How The Rolling Stones Innovated Rock N’ Roll
The Rolling Stones perform at the Madison Square Garden for their Licks tour - William Badman / Youtube
With the advent of the British invasion in the sixties, one of the leading figures in rock n’ roll were The Rolling Stones. A contrasting figure to The Beatles’ good boy image, The Rolling Stones exuded the progenitor of a rebel-rocker icon. More than innovating music, the Stones were responsible for a growing freedom of expression during the 60’s rather conservative nature, which of course were primarily prevalent in their material. But what really made The Rolling Stones stand out during their time?
The band was known for taking inspiration from different genres and artists preceding them.
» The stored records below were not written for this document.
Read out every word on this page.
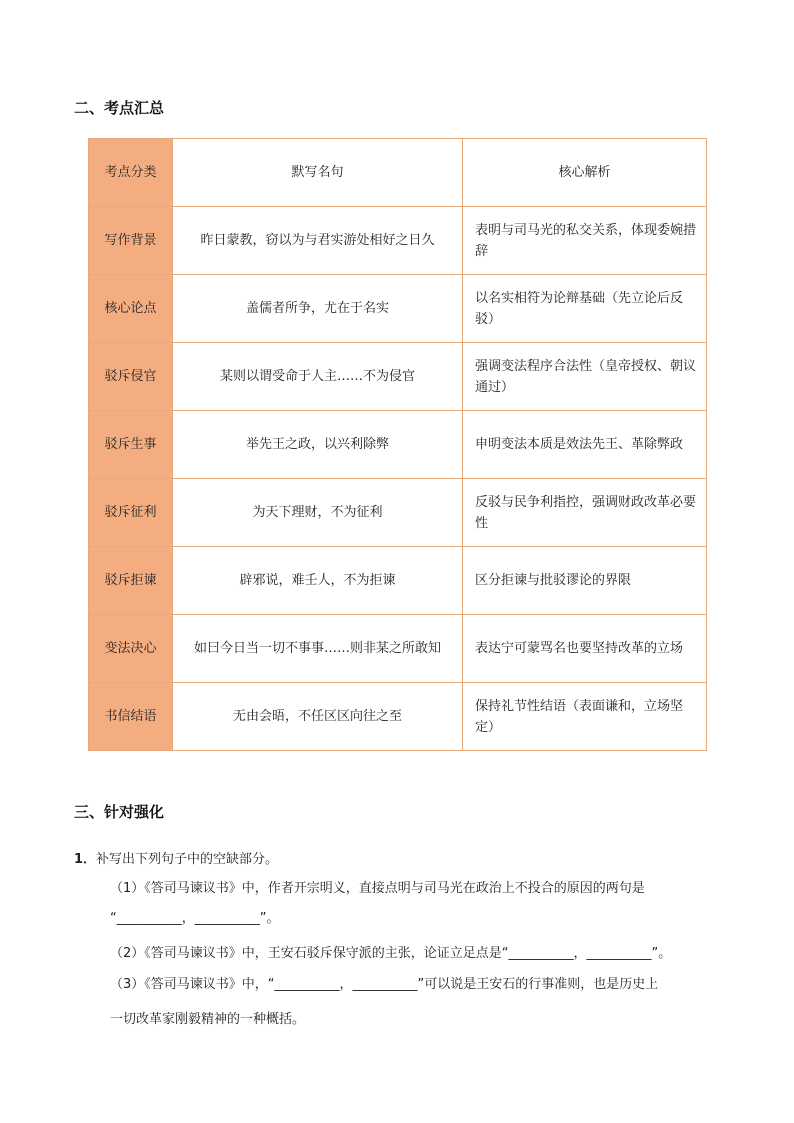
二、考点汇总
考点分类	默写名句	核心解析
写作背景	昨日蒙教，窃以为与君实游处相好之日久	表明与司马光的私交关系，体现委婉措辞
核心论点	盖儒者所争，尤在于名实	以名实相符为论辩基础（先立论后反驳）
驳斥侵官	某则以谓受命于人主……不为侵官	强调变法程序合法性（皇帝授权、朝议通过）
驳斥生事	举先王之政，以兴利除弊	申明变法本质是效法先王、革除弊政
驳斥征利	为天下理财，不为征利	反驳与民争利指控，强调财政改革必要性
驳斥拒谏	辟邪说，难壬人，不为拒谏	区分拒谏与批驳谬论的界限
变法决心	如曰今日当一切不事事……则非某之所敢知	表达宁可蒙骂名也要坚持改革的立场
书信结语	无由会晤，不任区区向往之至	保持礼节性结语（表面谦和，立场坚定）
三、针对强化
1．补写出下列句子中的空缺部分。
（1）《答司马谏议书》中，作者开宗明义，直接点明与司马光在政治上不投合的原因的两句是
“__________，__________”。
（2）《答司马谏议书》中，王安石驳斥保守派的主张，论证立足点是“__________，__________”。
（3）《答司马谏议书》中，“__________，__________”可以说是王安石的行事准则，也是历史上
一切改革家刚毅精神的一种概括。
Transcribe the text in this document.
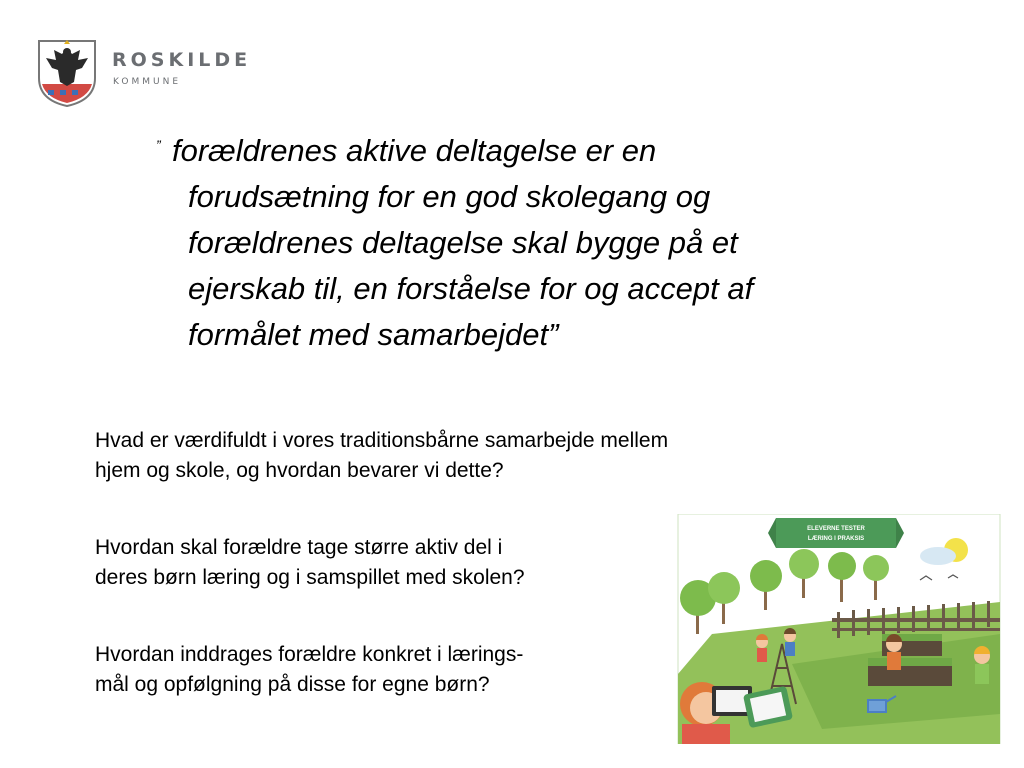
ROSKILDE
KOMMUNE
” forældrenes aktive deltagelse er en
forudsætning for en god skolegang og
forældrenes deltagelse skal bygge på et
ejerskab til, en forståelse for og accept af
formålet med samarbejdet”
Hvad er værdifuldt i vores traditionsbårne samarbejde mellem
hjem og skole, og hvordan bevarer vi dette?
Hvordan skal forældre tage større aktiv del i
deres børn læring og i samspillet med skolen?
Hvordan inddrages forældre konkret i lærings-
mål og opfølgning på disse for egne børn?
ELEVERNE TESTER
LÆRING I PRAKSIS
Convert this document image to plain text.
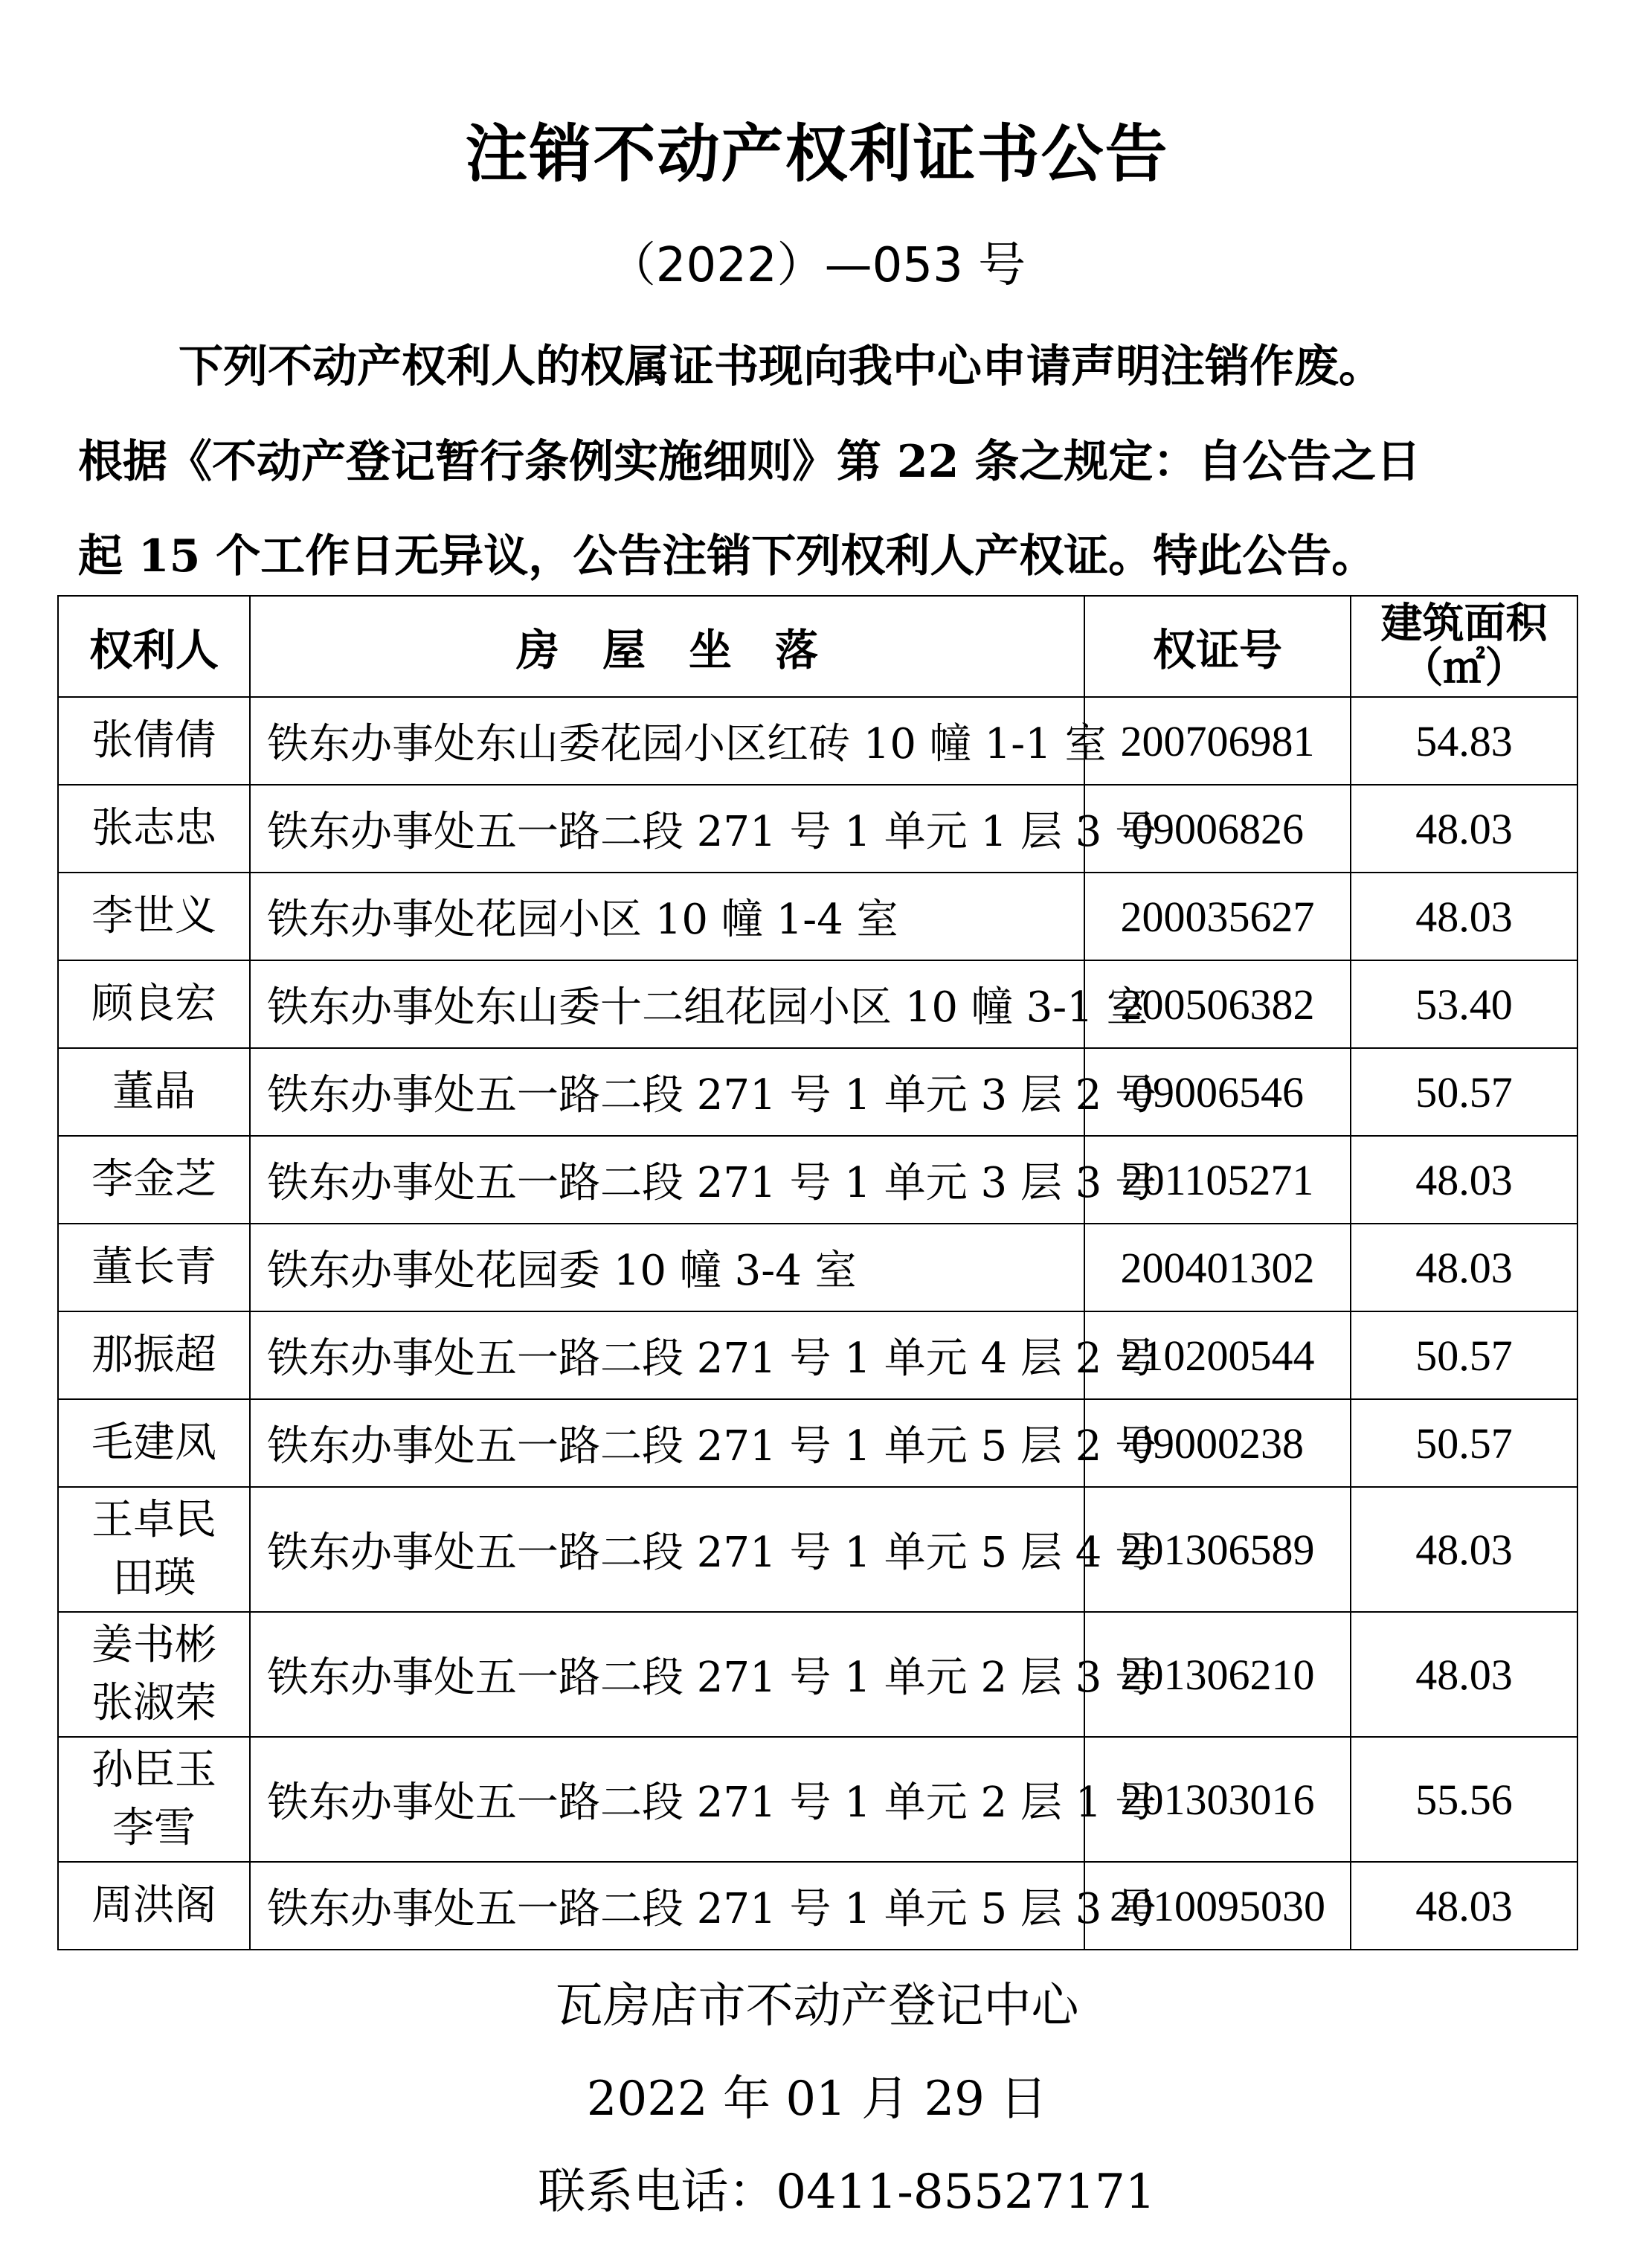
注销不动产权利证书公告
（2022）—053 号
下列不动产权利人的权属证书现向我中心申请声明注销作废。
根据《不动产登记暂行条例实施细则》第 22 条之规定：自公告之日
起 15 个工作日无异议，公告注销下列权利人产权证。特此公告。
权利人	房　屋　坐　落	权证号	建筑面积
（㎡）

张倩倩	铁东办事处东山委花园小区红砖 10 幢 1-1 室	200706981	54.83

张志忠	铁东办事处五一路二段 271 号 1 单元 1 层 3 号	09006826	48.03

李世义	铁东办事处花园小区 10 幢 1-4 室	200035627	48.03

顾良宏	铁东办事处东山委十二组花园小区 10 幢 3-1 室	200506382	53.40

董晶	铁东办事处五一路二段 271 号 1 单元 3 层 2 号	09006546	50.57

李金芝	铁东办事处五一路二段 271 号 1 单元 3 层 3 号	201105271	48.03

董长青	铁东办事处花园委 10 幢 3-4 室	200401302	48.03

那振超	铁东办事处五一路二段 271 号 1 单元 4 层 2 号	210200544	50.57

毛建凤	铁东办事处五一路二段 271 号 1 单元 5 层 2 号	09000238	50.57

王卓民
田瑛	铁东办事处五一路二段 271 号 1 单元 5 层 4 号	201306589	48.03

姜书彬
张淑荣	铁东办事处五一路二段 271 号 1 单元 2 层 3 号	201306210	48.03

孙臣玉
李雪	铁东办事处五一路二段 271 号 1 单元 2 层 1 号	201303016	55.56

周洪阁	铁东办事处五一路二段 271 号 1 单元 5 层 3 号	2010095030	48.03
瓦房店市不动产登记中心
2022 年 01 月 29 日
联系电话：0411-85527171
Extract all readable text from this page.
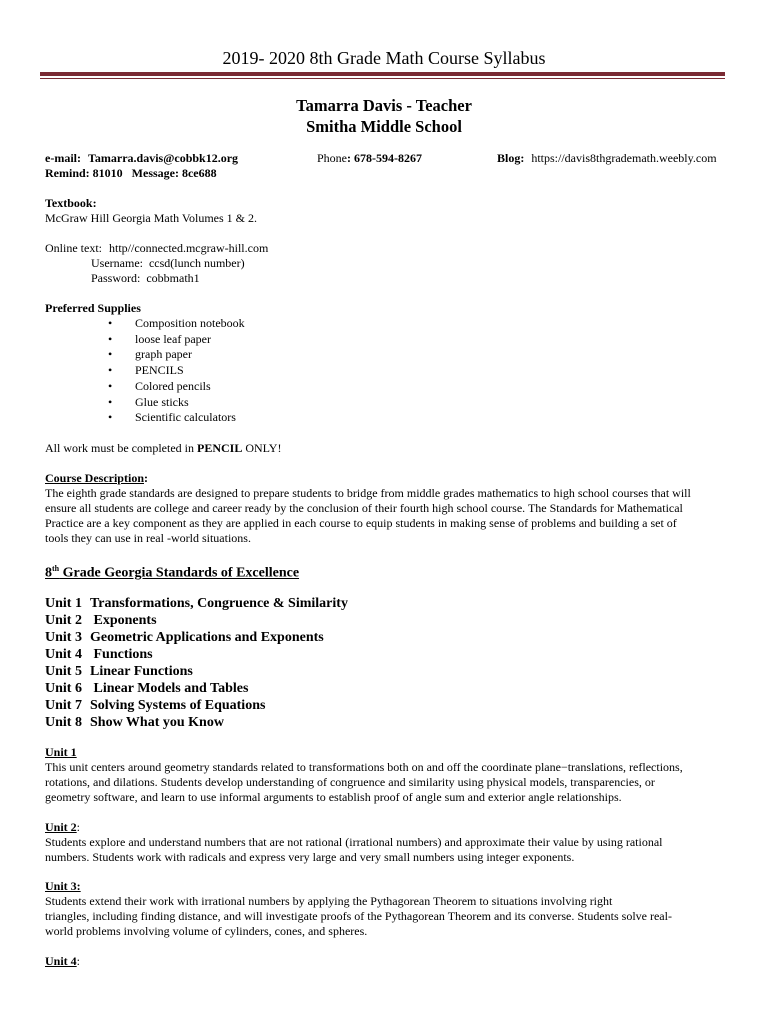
2019- 2020 8th Grade Math Course Syllabus
Tamarra Davis - Teacher
Smitha Middle School
e-mail: Tamarra.davis@cobbk12.org	Phone: 678-594-8267	Blog: https://davis8thgrademath.weebly.com
Remind: 81010   Message: 8ce688
Textbook:
McGraw Hill Georgia Math Volumes 1 & 2.
Online text: http//connected.mcgraw-hill.com
Username:  ccsd(lunch number)
Password:  cobbmath1
Preferred Supplies
• Composition notebook
• loose leaf paper
• graph paper
• PENCILS
• Colored pencils
• Glue sticks
• Scientific calculators
All work must be completed in PENCIL ONLY!
Course Description:
The eighth grade standards are designed to prepare students to bridge from middle grades mathematics to high school courses that will
ensure all students are college and career ready by the conclusion of their fourth high school course. The Standards for Mathematical
Practice are a key component as they are applied in each course to equip students in making sense of problems and building a set of
tools they can use in real -world situations.
8th Grade Georgia Standards of Excellence
Unit 1 Transformations, Congruence & Similarity
Unit 2 Exponents
Unit 3 Geometric Applications and Exponents
Unit 4 Functions
Unit 5 Linear Functions
Unit 6 Linear Models and Tables
Unit 7 Solving Systems of Equations
Unit 8 Show What you Know
Unit 1
This unit centers around geometry standards related to transformations both on and off the coordinate plane−translations, reflections,
rotations, and dilations. Students develop understanding of congruence and similarity using physical models, transparencies, or
geometry software, and learn to use informal arguments to establish proof of angle sum and exterior angle relationships.
Unit 2:
Students explore and understand numbers that are not rational (irrational numbers) and approximate their value by using rational
numbers. Students work with radicals and express very large and very small numbers using integer exponents.
Unit 3:
Students extend their work with irrational numbers by applying the Pythagorean Theorem to situations involving right
triangles, including finding distance, and will investigate proofs of the Pythagorean Theorem and its converse. Students solve real-
world problems involving volume of cylinders, cones, and spheres.
Unit 4:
The band particularly fancied blues as a primary blend to their rock n’ roll sound. Pulling off influences from Muddy Waters, T-Bone Walker and Chuck Berry, the progenitors of the early rhythm and blues, and rock n’ roll sound. With this stylized amalgamation of musical styles, The Rolling Stones were able to develop their own unique sound, which was dirty, reckless, and loads of fun. Lyrically alluding to sex and the mischief of youth, it didn’t take the band long enough to become household names.
The iconic restless frontman Mick Jagger, known for his electric stage presence, is a prized vocalist with an uncanny talent to woo both women and men, even though tone-wise, Jagger was not the best in his time. This relevance paved the way for more unique vocal styles to be welcomed and proliferate down the line. Kieth Richards’ guitars were fundamental to the Stones’ sound, because while not the most technical of guitarists, unlike his (former) counterpart Mick Taylor, his timing and choice of chordage and riffs were unique and most definitely ear-candy. Ronnie Wood would complement this with his a hearty slide guitar accompaniment, while Bill Wyman’s bass and Charlie Watts’ drums consolidate their bluesy rock anthems with such precision and vigor.
The Rolling Stones could get away with playing carefree with on stage performance, and all of that is due to the their cohesive sense of groove and timing, and is far from being sloppy. Their stage command, especially Jagger’s sudden moments of improvs and flair, inspired future acts to set aside any reservation when performing. The Rolling Stones are more than just musical innovators, they also paved a whole new culture of rebellion, a challenge to the status quo of political correctness and conservative sentiments.